Parents will return home to suddenly silent houses. Stereos no longer echo from the upstairs bedroom. Meals are no longer gulped down in a rush to get the kids off to school and make the next practice session or performance. Schedules are disturbingly simple.
We encounter other intersections when we choose a career, find a partner for life and give birth to our children. We encounter them when our preschoolers start first grade, when they reach puberty and struggle to grow up. Promotions, layoffs, career changes, moves to a new house in a new city, aging and old age. Life is filled with intersections.
We do best at these moments when we trust in God. He knows the “traffic patterns.” He has been there. He knows the outcome. He is willing to take us by the hand or “take the wheel” and guide us through to the other side.
He led Abraham to a foreign land he had never seen and multiplied his descendants like the sands of the sea. He guided Isaac in search of a wife and blessed Jacob in a similar quest. He led Moses through the wilderness. He guided Mary and Joseph to Egypt and back after the birth of Jesus. In every generation, God has been a comfort and a guide to those who trust Him.

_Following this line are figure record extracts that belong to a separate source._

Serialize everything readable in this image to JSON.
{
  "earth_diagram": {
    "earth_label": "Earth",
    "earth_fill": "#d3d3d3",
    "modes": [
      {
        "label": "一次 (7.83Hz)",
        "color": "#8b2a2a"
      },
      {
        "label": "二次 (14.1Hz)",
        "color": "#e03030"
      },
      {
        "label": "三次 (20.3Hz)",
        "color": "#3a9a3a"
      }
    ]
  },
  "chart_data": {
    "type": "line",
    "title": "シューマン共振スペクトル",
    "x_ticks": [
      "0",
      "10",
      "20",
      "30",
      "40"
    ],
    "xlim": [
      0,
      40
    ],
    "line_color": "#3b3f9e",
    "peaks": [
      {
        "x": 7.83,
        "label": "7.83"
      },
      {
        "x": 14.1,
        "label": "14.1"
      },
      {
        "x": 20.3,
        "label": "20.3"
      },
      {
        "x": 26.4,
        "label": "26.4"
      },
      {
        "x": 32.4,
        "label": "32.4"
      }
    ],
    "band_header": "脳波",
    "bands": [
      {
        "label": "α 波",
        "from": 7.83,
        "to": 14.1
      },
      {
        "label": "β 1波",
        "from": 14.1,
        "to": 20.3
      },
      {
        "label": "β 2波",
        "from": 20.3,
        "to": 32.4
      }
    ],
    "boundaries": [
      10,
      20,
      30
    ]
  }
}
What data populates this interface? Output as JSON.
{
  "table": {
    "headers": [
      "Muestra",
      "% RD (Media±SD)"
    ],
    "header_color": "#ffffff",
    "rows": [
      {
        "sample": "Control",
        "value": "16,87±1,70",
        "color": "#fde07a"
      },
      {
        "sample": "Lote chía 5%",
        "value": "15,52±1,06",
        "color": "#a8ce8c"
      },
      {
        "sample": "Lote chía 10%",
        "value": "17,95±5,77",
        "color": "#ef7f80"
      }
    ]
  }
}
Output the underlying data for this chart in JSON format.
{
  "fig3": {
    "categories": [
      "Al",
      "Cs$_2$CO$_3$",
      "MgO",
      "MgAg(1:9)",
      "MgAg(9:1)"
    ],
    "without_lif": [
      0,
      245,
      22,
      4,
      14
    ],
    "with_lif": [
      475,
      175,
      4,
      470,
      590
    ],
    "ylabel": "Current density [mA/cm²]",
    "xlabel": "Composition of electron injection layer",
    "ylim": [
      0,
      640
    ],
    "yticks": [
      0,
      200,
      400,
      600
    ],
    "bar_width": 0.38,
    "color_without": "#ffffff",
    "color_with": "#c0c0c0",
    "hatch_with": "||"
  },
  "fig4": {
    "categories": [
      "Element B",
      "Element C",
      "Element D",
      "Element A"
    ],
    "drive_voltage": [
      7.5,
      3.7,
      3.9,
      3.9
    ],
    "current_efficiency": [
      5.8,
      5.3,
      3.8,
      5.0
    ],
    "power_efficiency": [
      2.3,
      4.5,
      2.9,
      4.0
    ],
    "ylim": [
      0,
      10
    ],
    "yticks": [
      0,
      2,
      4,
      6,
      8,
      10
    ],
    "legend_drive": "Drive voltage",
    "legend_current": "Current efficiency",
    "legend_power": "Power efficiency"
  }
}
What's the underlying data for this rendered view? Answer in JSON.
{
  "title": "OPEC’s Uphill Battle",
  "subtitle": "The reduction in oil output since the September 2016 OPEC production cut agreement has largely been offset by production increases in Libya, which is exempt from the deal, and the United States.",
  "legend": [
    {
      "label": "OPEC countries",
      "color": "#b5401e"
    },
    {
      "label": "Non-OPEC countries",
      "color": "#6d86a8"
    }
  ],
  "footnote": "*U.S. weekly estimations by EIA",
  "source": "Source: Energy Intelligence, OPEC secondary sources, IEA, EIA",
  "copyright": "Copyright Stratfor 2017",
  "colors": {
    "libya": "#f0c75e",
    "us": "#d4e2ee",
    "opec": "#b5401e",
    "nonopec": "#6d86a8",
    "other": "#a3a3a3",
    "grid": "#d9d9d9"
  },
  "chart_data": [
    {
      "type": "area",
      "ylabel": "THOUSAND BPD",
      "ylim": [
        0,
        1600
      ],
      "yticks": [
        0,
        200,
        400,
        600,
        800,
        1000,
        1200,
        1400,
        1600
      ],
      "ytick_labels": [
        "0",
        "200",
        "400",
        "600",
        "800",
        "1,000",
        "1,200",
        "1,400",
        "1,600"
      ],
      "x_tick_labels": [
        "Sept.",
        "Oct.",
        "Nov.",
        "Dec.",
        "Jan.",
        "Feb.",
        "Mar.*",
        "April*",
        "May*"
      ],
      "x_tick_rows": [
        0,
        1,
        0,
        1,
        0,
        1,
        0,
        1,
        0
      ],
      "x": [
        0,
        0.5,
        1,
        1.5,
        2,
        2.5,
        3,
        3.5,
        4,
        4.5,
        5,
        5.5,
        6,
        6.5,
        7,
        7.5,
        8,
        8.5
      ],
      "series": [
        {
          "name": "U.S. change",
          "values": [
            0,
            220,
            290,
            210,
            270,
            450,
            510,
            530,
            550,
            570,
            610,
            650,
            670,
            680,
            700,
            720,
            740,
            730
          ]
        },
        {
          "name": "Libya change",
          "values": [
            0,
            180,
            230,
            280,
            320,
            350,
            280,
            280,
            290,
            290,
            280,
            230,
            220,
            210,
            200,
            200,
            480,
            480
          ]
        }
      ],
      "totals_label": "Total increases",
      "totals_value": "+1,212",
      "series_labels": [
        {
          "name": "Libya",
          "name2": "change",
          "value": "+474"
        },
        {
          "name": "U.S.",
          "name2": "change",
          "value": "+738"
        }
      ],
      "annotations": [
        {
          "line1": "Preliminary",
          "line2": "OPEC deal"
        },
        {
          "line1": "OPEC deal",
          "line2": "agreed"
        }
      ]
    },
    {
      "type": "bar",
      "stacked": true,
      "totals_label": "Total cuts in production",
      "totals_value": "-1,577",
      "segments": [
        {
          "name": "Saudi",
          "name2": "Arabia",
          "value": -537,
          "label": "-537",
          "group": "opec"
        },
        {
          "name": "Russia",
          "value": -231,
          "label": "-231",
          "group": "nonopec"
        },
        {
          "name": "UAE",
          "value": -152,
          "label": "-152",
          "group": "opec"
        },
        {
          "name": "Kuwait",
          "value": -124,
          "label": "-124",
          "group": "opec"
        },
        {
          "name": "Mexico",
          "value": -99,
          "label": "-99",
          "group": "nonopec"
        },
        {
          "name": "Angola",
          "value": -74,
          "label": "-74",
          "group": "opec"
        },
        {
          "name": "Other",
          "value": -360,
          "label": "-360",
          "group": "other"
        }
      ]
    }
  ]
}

“In your loving kindness you have led the people whom you have redeemed; in your strength you have guided them to your Holy habitation” (Exodus 15:13). “For you are my rock and my fortress; for your name’s sake you will lead me and guide me” (Psalm 31:3). “And the Lord will continually guide you, and satisfy your desire in scorched places; and you will be like a watered garden, and like a spring of water whose waters do not fail” (Isaiah 58:11).